After being caught in the middle of this Winchester fiasco, can anyone tell me what American manufacturers still make a nice 357 Mag rifle (lever action) that is 30" to 34" overall length like the Winchester Trapper


----------



## TN.Frank (Nov 12, 2005)

Winchester, Marlin and that's about it for modern guns. Grizzley L.A.R. IIRC did make a pump rifle in .357 Mag. but that was a few years ago and they're not made anymore. I think H&R had a single shot barrel for their "handi-rifle" but I'm not sure if it's still made or not also Savage did, at one time, chamber their 24F in .357Mag over 20ga. I also think that Uberti makes a Winchester '73 and '92 clone in .357 Mag too.
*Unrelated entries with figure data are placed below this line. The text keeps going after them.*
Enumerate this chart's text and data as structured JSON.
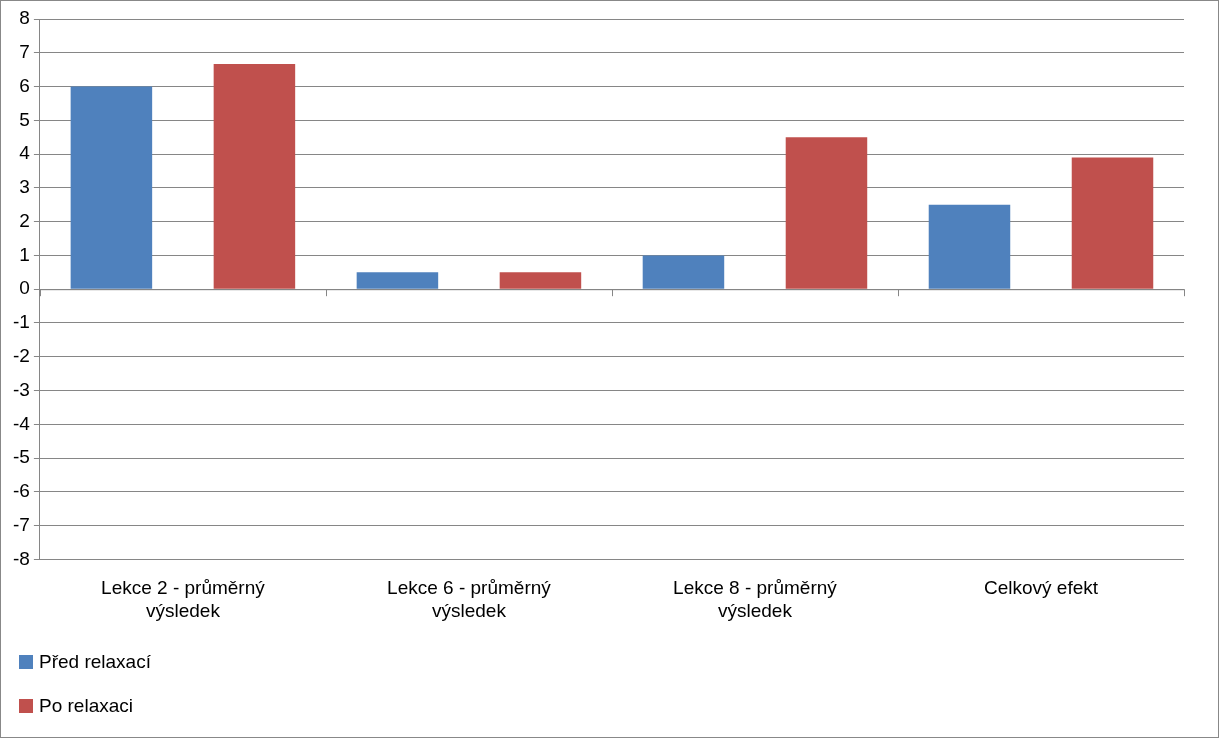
{
  "chart_data": {
    "type": "bar",
    "categories": [
      "Lekce 2 - průměrný výsledek",
      "Lekce 6 - průměrný výsledek",
      "Lekce 8 - průměrný výsledek",
      "Celkový efekt"
    ],
    "series": [
      {
        "name": "Před relaxací",
        "color": "#4f81bd",
        "values": [
          6,
          0.5,
          1,
          2.5
        ]
      },
      {
        "name": "Po relaxaci",
        "color": "#c0504d",
        "values": [
          6.67,
          0.5,
          4.5,
          3.9
        ]
      }
    ],
    "ylim": [
      -8,
      8
    ],
    "yticks": [
      -8,
      -7,
      -6,
      -5,
      -4,
      -3,
      -2,
      -1,
      0,
      1,
      2,
      3,
      4,
      5,
      6,
      7,
      8
    ],
    "grid": "y",
    "legend": "bottom left"
  }
}
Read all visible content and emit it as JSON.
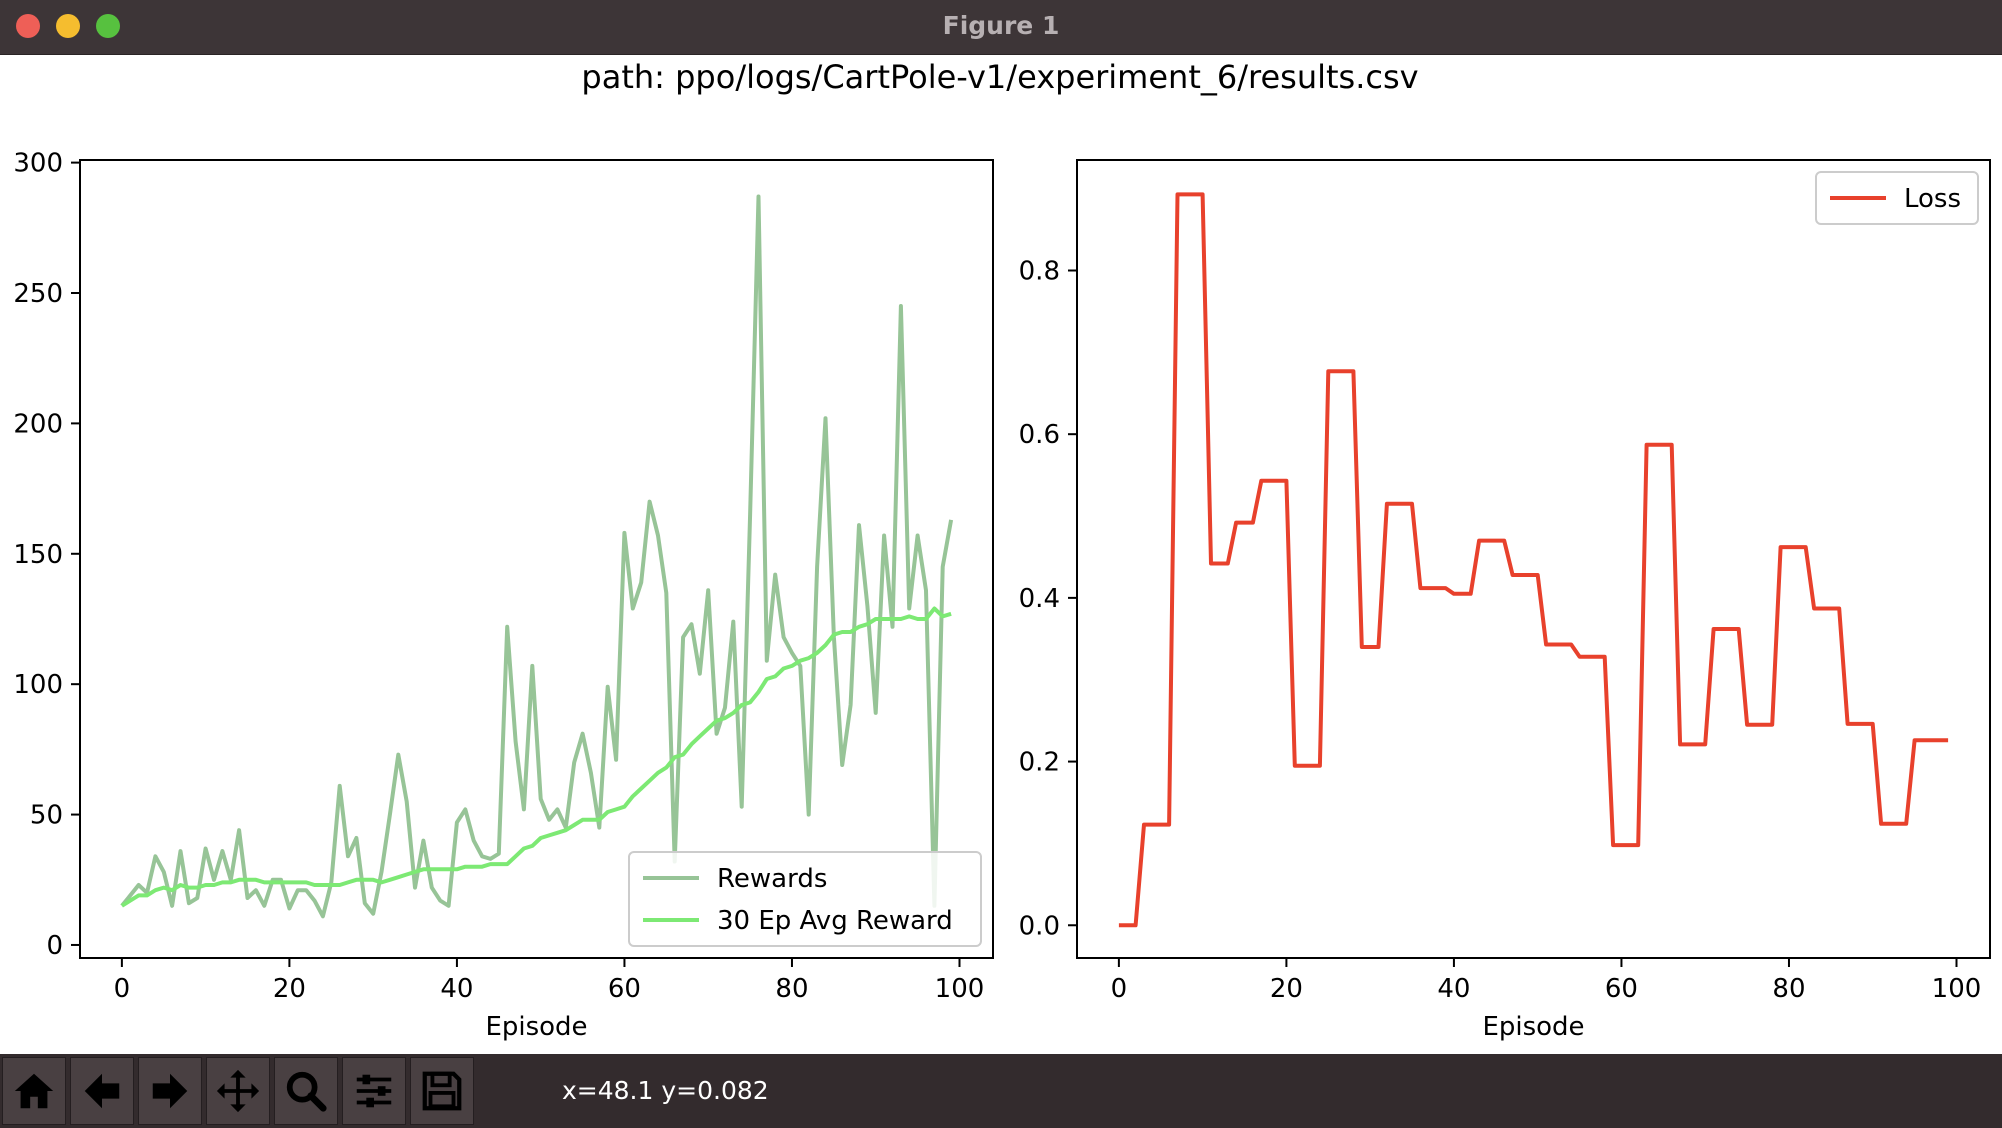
{
  "window": {
    "title": "Figure 1"
  },
  "figure": {
    "suptitle": "path: ppo/logs/CartPole-v1/experiment_6/results.csv"
  },
  "toolbar": {
    "buttons": [
      "home-icon",
      "back-arrow-icon",
      "forward-arrow-icon",
      "pan-move-icon",
      "zoom-magnifier-icon",
      "configure-sliders-icon",
      "save-floppy-icon"
    ],
    "coords": "x=48.1 y=0.082"
  },
  "colors": {
    "rewards": "#97c497",
    "avg": "#7de974",
    "loss": "#e8412c"
  },
  "chart_data": [
    {
      "type": "line",
      "title": "",
      "xlabel": "Episode",
      "ylabel": "",
      "xlim": [
        -5,
        104
      ],
      "ylim": [
        -5,
        301
      ],
      "xticks": [
        0,
        20,
        40,
        60,
        80,
        100
      ],
      "yticks": [
        0,
        50,
        100,
        150,
        200,
        250,
        300
      ],
      "grid": false,
      "legend": "lower-right",
      "x": [
        0,
        1,
        2,
        3,
        4,
        5,
        6,
        7,
        8,
        9,
        10,
        11,
        12,
        13,
        14,
        15,
        16,
        17,
        18,
        19,
        20,
        21,
        22,
        23,
        24,
        25,
        26,
        27,
        28,
        29,
        30,
        31,
        32,
        33,
        34,
        35,
        36,
        37,
        38,
        39,
        40,
        41,
        42,
        43,
        44,
        45,
        46,
        47,
        48,
        49,
        50,
        51,
        52,
        53,
        54,
        55,
        56,
        57,
        58,
        59,
        60,
        61,
        62,
        63,
        64,
        65,
        66,
        67,
        68,
        69,
        70,
        71,
        72,
        73,
        74,
        75,
        76,
        77,
        78,
        79,
        80,
        81,
        82,
        83,
        84,
        85,
        86,
        87,
        88,
        89,
        90,
        91,
        92,
        93,
        94,
        95,
        96,
        97,
        98,
        99
      ],
      "series": [
        {
          "name": "Rewards",
          "values": [
            15,
            19,
            23,
            20,
            34,
            28,
            15,
            36,
            16,
            18,
            37,
            25,
            36,
            25,
            44,
            18,
            21,
            15,
            25,
            25,
            14,
            21,
            21,
            17,
            11,
            24,
            61,
            34,
            41,
            16,
            12,
            28,
            50,
            73,
            55,
            22,
            40,
            22,
            17,
            15,
            47,
            52,
            40,
            34,
            33,
            35,
            122,
            78,
            52,
            107,
            56,
            48,
            52,
            45,
            70,
            81,
            66,
            45,
            99,
            71,
            158,
            129,
            139,
            170,
            157,
            135,
            32,
            118,
            123,
            104,
            136,
            81,
            91,
            124,
            53,
            165,
            287,
            109,
            142,
            118,
            112,
            107,
            50,
            145,
            202,
            118,
            69,
            92,
            161,
            130,
            89,
            157,
            122,
            245,
            129,
            157,
            136,
            15,
            145,
            163
          ]
        },
        {
          "name": "30 Ep Avg Reward",
          "values": [
            15,
            17,
            19,
            19,
            21,
            22,
            21,
            23,
            22,
            22,
            23,
            23,
            24,
            24,
            25,
            25,
            25,
            24,
            24,
            24,
            24,
            24,
            24,
            23,
            23,
            23,
            23,
            24,
            25,
            25,
            25,
            24,
            25,
            26,
            27,
            28,
            29,
            29,
            29,
            29,
            29,
            30,
            30,
            30,
            31,
            31,
            31,
            34,
            37,
            38,
            41,
            42,
            43,
            44,
            46,
            48,
            48,
            48,
            51,
            52,
            53,
            57,
            60,
            63,
            66,
            68,
            72,
            73,
            77,
            80,
            83,
            86,
            87,
            89,
            92,
            93,
            97,
            102,
            103,
            106,
            107,
            109,
            110,
            112,
            115,
            119,
            120,
            120,
            122,
            123,
            125,
            125,
            125,
            125,
            126,
            125,
            125,
            129,
            126,
            127
          ]
        }
      ]
    },
    {
      "type": "line",
      "title": "",
      "xlabel": "Episode",
      "ylabel": "",
      "xlim": [
        -5,
        104
      ],
      "ylim": [
        -0.04,
        0.935
      ],
      "xticks": [
        0,
        20,
        40,
        60,
        80,
        100
      ],
      "yticks": [
        0.0,
        0.2,
        0.4,
        0.6,
        0.8
      ],
      "grid": false,
      "legend": "upper-right",
      "x": [
        0,
        1,
        2,
        3,
        4,
        5,
        6,
        7,
        8,
        9,
        10,
        11,
        12,
        13,
        14,
        15,
        16,
        17,
        18,
        19,
        20,
        21,
        22,
        23,
        24,
        25,
        26,
        27,
        28,
        29,
        30,
        31,
        32,
        33,
        34,
        35,
        36,
        37,
        38,
        39,
        40,
        41,
        42,
        43,
        44,
        45,
        46,
        47,
        48,
        49,
        50,
        51,
        52,
        53,
        54,
        55,
        56,
        57,
        58,
        59,
        60,
        61,
        62,
        63,
        64,
        65,
        66,
        67,
        68,
        69,
        70,
        71,
        72,
        73,
        74,
        75,
        76,
        77,
        78,
        79,
        80,
        81,
        82,
        83,
        84,
        85,
        86,
        87,
        88,
        89,
        90,
        91,
        92,
        93,
        94,
        95,
        96,
        97,
        98,
        99
      ],
      "series": [
        {
          "name": "Loss",
          "values": [
            0.0,
            0.0,
            0.0,
            0.123,
            0.123,
            0.123,
            0.123,
            0.893,
            0.893,
            0.893,
            0.893,
            0.442,
            0.442,
            0.442,
            0.492,
            0.492,
            0.492,
            0.543,
            0.543,
            0.543,
            0.543,
            0.195,
            0.195,
            0.195,
            0.195,
            0.677,
            0.677,
            0.677,
            0.677,
            0.34,
            0.34,
            0.34,
            0.515,
            0.515,
            0.515,
            0.515,
            0.412,
            0.412,
            0.412,
            0.412,
            0.405,
            0.405,
            0.405,
            0.47,
            0.47,
            0.47,
            0.47,
            0.428,
            0.428,
            0.428,
            0.428,
            0.343,
            0.343,
            0.343,
            0.343,
            0.328,
            0.328,
            0.328,
            0.328,
            0.098,
            0.098,
            0.098,
            0.098,
            0.587,
            0.587,
            0.587,
            0.587,
            0.221,
            0.221,
            0.221,
            0.221,
            0.362,
            0.362,
            0.362,
            0.362,
            0.245,
            0.245,
            0.245,
            0.245,
            0.462,
            0.462,
            0.462,
            0.462,
            0.387,
            0.387,
            0.387,
            0.387,
            0.246,
            0.246,
            0.246,
            0.246,
            0.124,
            0.124,
            0.124,
            0.124,
            0.226,
            0.226,
            0.226,
            0.226,
            0.226
          ]
        }
      ]
    }
  ]
}
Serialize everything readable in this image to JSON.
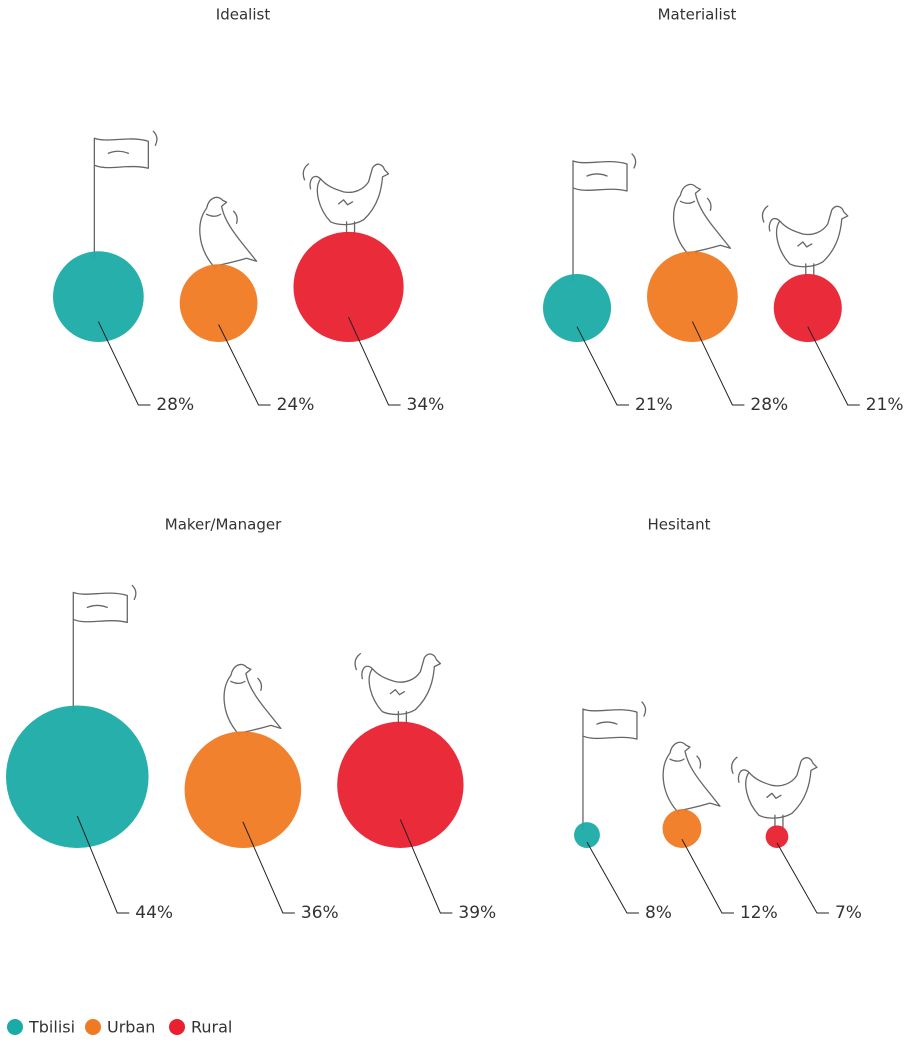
{
  "chart_data": [
    {
      "type": "bubble",
      "title": "Idealist",
      "values": [
        28,
        24,
        34
      ],
      "value_labels": [
        "28%",
        "24%",
        "34%"
      ]
    },
    {
      "type": "bubble",
      "title": "Materialist",
      "values": [
        21,
        28,
        21
      ],
      "value_labels": [
        "21%",
        "28%",
        "21%"
      ]
    },
    {
      "type": "bubble",
      "title": "Maker/Manager",
      "values": [
        44,
        36,
        39
      ],
      "value_labels": [
        "44%",
        "36%",
        "39%"
      ]
    },
    {
      "type": "bubble",
      "title": "Hesitant",
      "values": [
        8,
        12,
        7
      ],
      "value_labels": [
        "8%",
        "12%",
        "7%"
      ]
    }
  ],
  "legend": [
    {
      "name": "Tbilisi",
      "color": "#1aaba6"
    },
    {
      "name": "Urban",
      "color": "#f07a22"
    },
    {
      "name": "Rural",
      "color": "#e8202f"
    }
  ],
  "legend_position": "bottom-left"
}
With the right bullet in an accurate rifle the .357Mag is a good little deer rifle out to 100 yrds or so but not much further. 
Good luck in finding a rifle. :beer:


----------



## Remington 7400 (Dec 14, 2005)

Marlin 1894 
Henry (.44 mag for sure, but I think they offer .357)

Not much choice in the market. I'd go with the marlin.


----------



## fastrax (Jan 31, 2006)

Thanks guys.....My wife's second choice was the Marlin, since it is 3" longer. She wanted the smaller rifle. I guess she'll have to be happy with her second choice.


----------



## TN.Frank (Nov 12, 2005)

I thought Marlin made a .357 Mag lever gun with an 18" barrel, that'd only be about 2" more. I'm sure there's plently of Win.Trappers out there, just check the gun shows and I bet you'll come up with one. :wink:


----------



## Bore.224 (Mar 23, 2005)

Rossi make a .357 lever gun as well, dont know how good they shoot?


----------



## Cleankill47 (Jan 19, 2006)

Guys, Henry Repeating Arms just released a new .357 Magnum lever action rifle this month. The customer service department (sometimes answered by the president of the company himself) can be reached by email at: [email protected]

By the way, the entire company is based in Brooklyn, NY, they don't send anything out to be worked on; which is one of the things making it an all-American company.

Just thought I'd pass it on.


----------



## Gohon (Feb 14, 2005)

I have the Marlin 1894C 357 mag and it has a 18 inch barrel. With a Bushnell Trophy red dot scope it is becoming one of my most fun guns to shoot and reload for.


----------